The 2d problem is that the skins of animals, equally they dry out, become very hard and intractable. Some method had to exist found of making them soft and pliable; the simplest method of doing this is by a laborious mastication. The traditional Inuit method involves women spending a considerable part of their time chewing the hides which their husbands bring home from the chase. Another method consists of alternately wetting the hibernate and beating it with a mallet, having get-go scraped off any fragments of flesh which may even so exist adhering to it. Neither process is very satisfactory, however, for, if the hides become wet, the whole labour has to be repeated.

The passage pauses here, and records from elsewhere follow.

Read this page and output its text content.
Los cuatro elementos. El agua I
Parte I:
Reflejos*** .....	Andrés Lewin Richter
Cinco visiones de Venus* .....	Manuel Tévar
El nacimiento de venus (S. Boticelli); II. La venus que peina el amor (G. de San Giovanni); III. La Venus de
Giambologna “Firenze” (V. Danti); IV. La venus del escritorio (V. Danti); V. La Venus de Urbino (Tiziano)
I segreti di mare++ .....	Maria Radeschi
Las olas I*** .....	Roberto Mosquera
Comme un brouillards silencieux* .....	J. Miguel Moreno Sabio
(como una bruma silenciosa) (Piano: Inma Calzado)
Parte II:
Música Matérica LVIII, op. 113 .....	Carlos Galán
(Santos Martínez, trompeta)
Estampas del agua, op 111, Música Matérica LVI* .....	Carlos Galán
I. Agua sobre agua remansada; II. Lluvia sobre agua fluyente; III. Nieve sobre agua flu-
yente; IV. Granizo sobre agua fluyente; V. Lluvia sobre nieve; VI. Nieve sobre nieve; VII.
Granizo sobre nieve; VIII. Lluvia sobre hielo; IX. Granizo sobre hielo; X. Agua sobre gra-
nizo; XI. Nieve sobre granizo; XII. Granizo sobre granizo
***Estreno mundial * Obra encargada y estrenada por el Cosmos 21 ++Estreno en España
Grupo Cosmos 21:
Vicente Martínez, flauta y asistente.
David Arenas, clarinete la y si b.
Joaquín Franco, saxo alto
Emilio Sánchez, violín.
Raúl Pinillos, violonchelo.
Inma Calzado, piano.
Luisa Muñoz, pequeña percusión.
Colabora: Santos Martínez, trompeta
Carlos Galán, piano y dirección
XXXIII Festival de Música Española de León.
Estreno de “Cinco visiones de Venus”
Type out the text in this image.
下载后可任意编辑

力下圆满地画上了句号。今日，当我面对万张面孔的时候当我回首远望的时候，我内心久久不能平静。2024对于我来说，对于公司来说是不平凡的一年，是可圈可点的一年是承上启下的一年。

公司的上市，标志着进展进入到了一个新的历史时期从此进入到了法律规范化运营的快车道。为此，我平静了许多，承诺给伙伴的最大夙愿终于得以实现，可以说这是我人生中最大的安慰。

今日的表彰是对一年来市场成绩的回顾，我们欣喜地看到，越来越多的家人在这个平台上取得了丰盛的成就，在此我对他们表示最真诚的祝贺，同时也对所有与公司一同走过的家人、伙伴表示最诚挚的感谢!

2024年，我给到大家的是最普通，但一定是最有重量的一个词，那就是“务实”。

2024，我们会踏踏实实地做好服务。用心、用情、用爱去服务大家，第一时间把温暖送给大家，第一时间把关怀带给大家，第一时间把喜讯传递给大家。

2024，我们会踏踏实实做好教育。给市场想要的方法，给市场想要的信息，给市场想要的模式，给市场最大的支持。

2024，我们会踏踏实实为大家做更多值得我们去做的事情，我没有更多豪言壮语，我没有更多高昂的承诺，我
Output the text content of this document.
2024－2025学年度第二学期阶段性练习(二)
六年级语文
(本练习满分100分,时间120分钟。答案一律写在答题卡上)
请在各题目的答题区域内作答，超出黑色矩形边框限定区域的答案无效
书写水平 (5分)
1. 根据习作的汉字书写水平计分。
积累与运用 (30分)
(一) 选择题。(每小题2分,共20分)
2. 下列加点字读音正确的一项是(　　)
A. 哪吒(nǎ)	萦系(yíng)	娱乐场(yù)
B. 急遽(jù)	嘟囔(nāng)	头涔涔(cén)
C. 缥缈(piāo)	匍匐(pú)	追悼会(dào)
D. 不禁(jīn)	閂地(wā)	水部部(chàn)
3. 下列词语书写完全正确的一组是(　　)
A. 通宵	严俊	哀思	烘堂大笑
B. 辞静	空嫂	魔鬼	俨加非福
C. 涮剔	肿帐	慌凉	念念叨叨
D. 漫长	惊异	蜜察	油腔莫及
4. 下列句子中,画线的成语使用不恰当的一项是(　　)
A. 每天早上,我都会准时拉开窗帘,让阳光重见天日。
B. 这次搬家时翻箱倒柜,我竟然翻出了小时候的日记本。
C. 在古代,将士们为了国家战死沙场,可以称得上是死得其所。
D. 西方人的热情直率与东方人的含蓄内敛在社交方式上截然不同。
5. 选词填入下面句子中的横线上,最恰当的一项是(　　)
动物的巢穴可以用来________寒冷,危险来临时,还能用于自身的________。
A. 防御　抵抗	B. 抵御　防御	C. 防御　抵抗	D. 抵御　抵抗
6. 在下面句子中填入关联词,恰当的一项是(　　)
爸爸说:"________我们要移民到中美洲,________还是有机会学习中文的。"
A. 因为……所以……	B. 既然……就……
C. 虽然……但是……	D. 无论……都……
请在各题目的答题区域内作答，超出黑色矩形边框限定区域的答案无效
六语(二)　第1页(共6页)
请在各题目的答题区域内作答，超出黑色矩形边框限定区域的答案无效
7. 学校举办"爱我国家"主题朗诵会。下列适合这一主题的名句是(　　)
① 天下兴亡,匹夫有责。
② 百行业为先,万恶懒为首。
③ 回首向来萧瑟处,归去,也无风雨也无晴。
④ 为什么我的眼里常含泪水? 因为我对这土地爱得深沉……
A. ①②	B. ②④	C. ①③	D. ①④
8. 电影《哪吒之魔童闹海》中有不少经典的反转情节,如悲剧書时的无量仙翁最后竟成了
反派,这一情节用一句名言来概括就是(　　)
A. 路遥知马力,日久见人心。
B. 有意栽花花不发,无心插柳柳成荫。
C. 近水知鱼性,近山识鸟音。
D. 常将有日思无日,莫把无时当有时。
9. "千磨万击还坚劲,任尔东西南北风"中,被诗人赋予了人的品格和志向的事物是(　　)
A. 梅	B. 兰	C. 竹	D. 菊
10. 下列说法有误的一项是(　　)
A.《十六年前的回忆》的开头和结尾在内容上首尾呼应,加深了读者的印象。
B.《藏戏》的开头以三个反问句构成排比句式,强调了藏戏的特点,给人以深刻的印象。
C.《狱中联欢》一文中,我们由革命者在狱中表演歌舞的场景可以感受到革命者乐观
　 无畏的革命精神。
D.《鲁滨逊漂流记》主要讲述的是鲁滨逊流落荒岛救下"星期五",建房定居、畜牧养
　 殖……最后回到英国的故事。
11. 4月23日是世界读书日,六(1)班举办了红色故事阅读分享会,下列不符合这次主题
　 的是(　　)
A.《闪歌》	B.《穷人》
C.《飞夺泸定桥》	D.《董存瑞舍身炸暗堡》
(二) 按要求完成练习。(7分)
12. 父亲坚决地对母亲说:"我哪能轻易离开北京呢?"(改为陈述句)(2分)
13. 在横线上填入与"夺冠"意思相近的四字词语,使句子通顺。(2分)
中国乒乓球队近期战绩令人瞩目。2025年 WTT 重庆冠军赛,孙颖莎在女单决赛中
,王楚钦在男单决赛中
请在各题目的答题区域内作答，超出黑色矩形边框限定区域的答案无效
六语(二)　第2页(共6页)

An advance was made when information technology was discovered that oil or blubber rubbed into the skin helped to go on it pliable for a longer time, that is, until the oil dried out. The next step was the discovery of tanning, and it is strange to call back that the essential techniques of this process, so archaic in their inception, are notwithstanding in use today. The bark of certain trees, notably the oak and the willow, contains tannic acid which can be extracted past soaking the bark in water. The hides are and then immersed for considerable periods in the solution and emerge from this process permanently pliable and waterproof.
Such prepared pelts could also be cut and shaped, and we at present come to 1 of the greatest technological advances in human history, comparable in importance to the invention of the bicycle and the discovery of fire: the invention of the eyed needle. Big numbers of such needles, made of mammoth ivory, the basic of the reindeer and the tusks of the walrus, accept been constitute in Palaeolithic caves, where they were deposited xl thousand years agone. Some of them are quite modest and of exquisite workmanship. This invention fabricated it possible to sew pieces of hibernate together to make them fit the torso. The result was the kind of clothing still worn by Inuit peoples.
Meanwhile, people living in somewhat more temperate climates were discovering the utilise of beast and vegetable fibres. It is likely that felting was the starting time step. In this process, developed in Central Asia past the ancestors of the Mongols, wool or hair is combed out, wetted and placed in layers on a mat. The mat is then rolled up tightly and browbeaten with a stick. The strands of hair or wool are thus matted together and the felt produced is warm, pliable and durable and can exist cut and sewn to make garments, rugs and tents.